SOL #3 A Note, A Change

This note found it’s way into my hands from a student in the other Third Grade.

There have been struggles.
There have been mean girl fights.
There has been, “I don’t want to do that.”
There has been sassing back.
There has been lack of support at home.
There has been, “But she said this…!”
There has been sticking out tongues and evil glares.
There has been lying and manipulating.
There has been, “You’re not my friend.”

Now it’s, “Tell her how you feel.”
Now it’s, “I’m glad you’re here today!”
Now it’s sharing hugs in the hallway.
Now it’s, “Hello there! How was your day?!”
Now it’s following teacher directions.
Now it’s apologizing when wrong.
Now it’s kind, genuine words.
Now it’s, “I forgive you, Miss Kriegl.”
Now it’s playing games with others.
Now it’s letting someone else have another turn.


And now it’s this note.
These feelings.
Her happiness.


Student writing is power too.


15 thoughts on “SOL #3 A Note, A Change

  1. Lisa V

    Isn’t this exactly what we live for… evidence that our work of “building community” (and creating writers, too!) is working! I love all the hearts on the note — that is a LOT of LOVE!

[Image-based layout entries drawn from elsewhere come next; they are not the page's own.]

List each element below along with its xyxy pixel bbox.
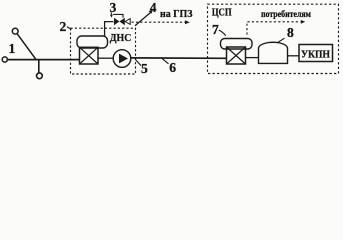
wire 6: DNS to CSP	[131, 57, 227, 59]
svg-text:3: 3	[110, 0, 117, 15]
wire: well flowline to DNS box	[8, 59, 80, 61]
separator vessel in DNS	[77, 36, 108, 48]
tank 8 (domed reservoir)	[259, 42, 288, 63]
node: lower terminal circle	[37, 73, 43, 79]
arrowhead to GPZ	[185, 20, 190, 24]
svg-text:УКПН: УКПН	[301, 50, 330, 61]
leader line 4 with arrow	[135, 10, 153, 26]
node: left terminal circle	[2, 57, 7, 62]
svg-text:на ГПЗ: на ГПЗ	[160, 8, 193, 20]
svg-text:1: 1	[9, 41, 16, 56]
valve 3 (bowtie)	[113, 14, 130, 25]
leader arrow from 3 down	[110, 12, 113, 17]
node: upper terminal circle of well 1	[12, 28, 18, 34]
dashed gas arrow to consumers	[247, 20, 305, 35]
svg-text:2: 2	[60, 19, 67, 34]
pipe riser from vessel to gas valve	[105, 22, 114, 37]
svg-text:7: 7	[212, 22, 219, 37]
background paper	[0, 0, 343, 84]
block UKPN	[299, 45, 333, 62]
wire: vertical drop to lower terminal	[38, 60, 40, 73]
treater block with X in DNS	[80, 47, 99, 64]
leader from 7	[219, 30, 226, 36]
separator vessel in CSP	[221, 39, 253, 50]
wire: treater to pump	[98, 57, 114, 59]
dashed boundary box DNS (item 2)	[71, 28, 136, 74]
dashed boundary box CSP	[208, 4, 339, 73]
wire: well switch diagonal	[17, 34, 36, 60]
svg-text:ЦСП: ЦСП	[212, 6, 232, 18]
svg-text:8: 8	[287, 25, 294, 40]
wire: treater to tank	[246, 57, 259, 59]
svg-text:5: 5	[141, 61, 148, 76]
svg-text:ДНС: ДНС	[110, 33, 132, 44]
wire: tank to UKPN	[288, 55, 300, 57]
leader from 8	[278, 38, 285, 42]
svg-text:6: 6	[169, 60, 176, 75]
leader from 2 to box corner	[67, 27, 72, 29]
treater block with X in CSP	[227, 47, 246, 64]
leader 5	[135, 59, 141, 65]
pump 5 (circle with triangle)	[113, 50, 131, 68]
leader 6	[162, 58, 169, 63]
svg-text:потребителям: потребителям	[261, 9, 311, 19]
svg-text:4: 4	[150, 0, 157, 15]
dashed gas line to GPZ	[132, 21, 186, 23]
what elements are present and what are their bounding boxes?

    1. Thank you so much for saying that, Lisa! She’s come a long way, I’m just lucky enough to interact with her during bus time. She’s had some pretty rough years, but is clearly changing. ❤


  2. I notice our posts come out close together — and just under the wire. A co-procrastinator, perhaps time zone exacerbated?

    I already started my day 4 post because I’m not sure I can make it through the month posting at 11:58 pm EST

    Liked by 1 person

    1. Haha! Yes! I’m in Illinois, central time! So, you are correct in assuming time-zone exacerbated. I’m a late person normally and when I’ve tried posting early, I just have nothing yet to say.
      I like to reflect on my day and wait for my small writing moment to unfold. 🙂

      Liked by 1 person

      1. at least you are not in Central — 10 pm is just about right for a late writing person (which I have always been even when not procrastinating) to write for a few hours.

        With age though, I do need to bump that time up or learn how to write in my sleep — that would be hand but possibly less than coherent.


  3. I always love reading your writing 🙂 I know you’ve had a few struggles this year and those little notes make it all worth it. You have such a positive impact on all of the students you interact with daily, not just the ones in your classroom. You’re amazing!


  4. Lovely.

    Several years ago, we had an 8th grade girl who was…challenging. She made a lot of progress, and towards the end of the year, my co-worker and I nominated her for the 8th grade breakfast, which celebrates kids whom teachers want to recognize for things beyond academics. She told me that her family accused her of lying when she told them that, and were shocked when the official invitation came. She then added something along the lines of, “My family has always taught me to stand up for myself and not let anyone get away with disrespecting me. But I’ve been thinking about how you and Mrs. B. are, how you are patient with people and listen to them, and I’m trying to not just get mad all the time.”

    Your student’s note and your writing reminded me of this. I really believe–have to believe–that even if the environment they grow up in remains challenging and negative, someday when they’re a little older, they’ll be able to draw on those glimpses we showed them of other ways to be in the world.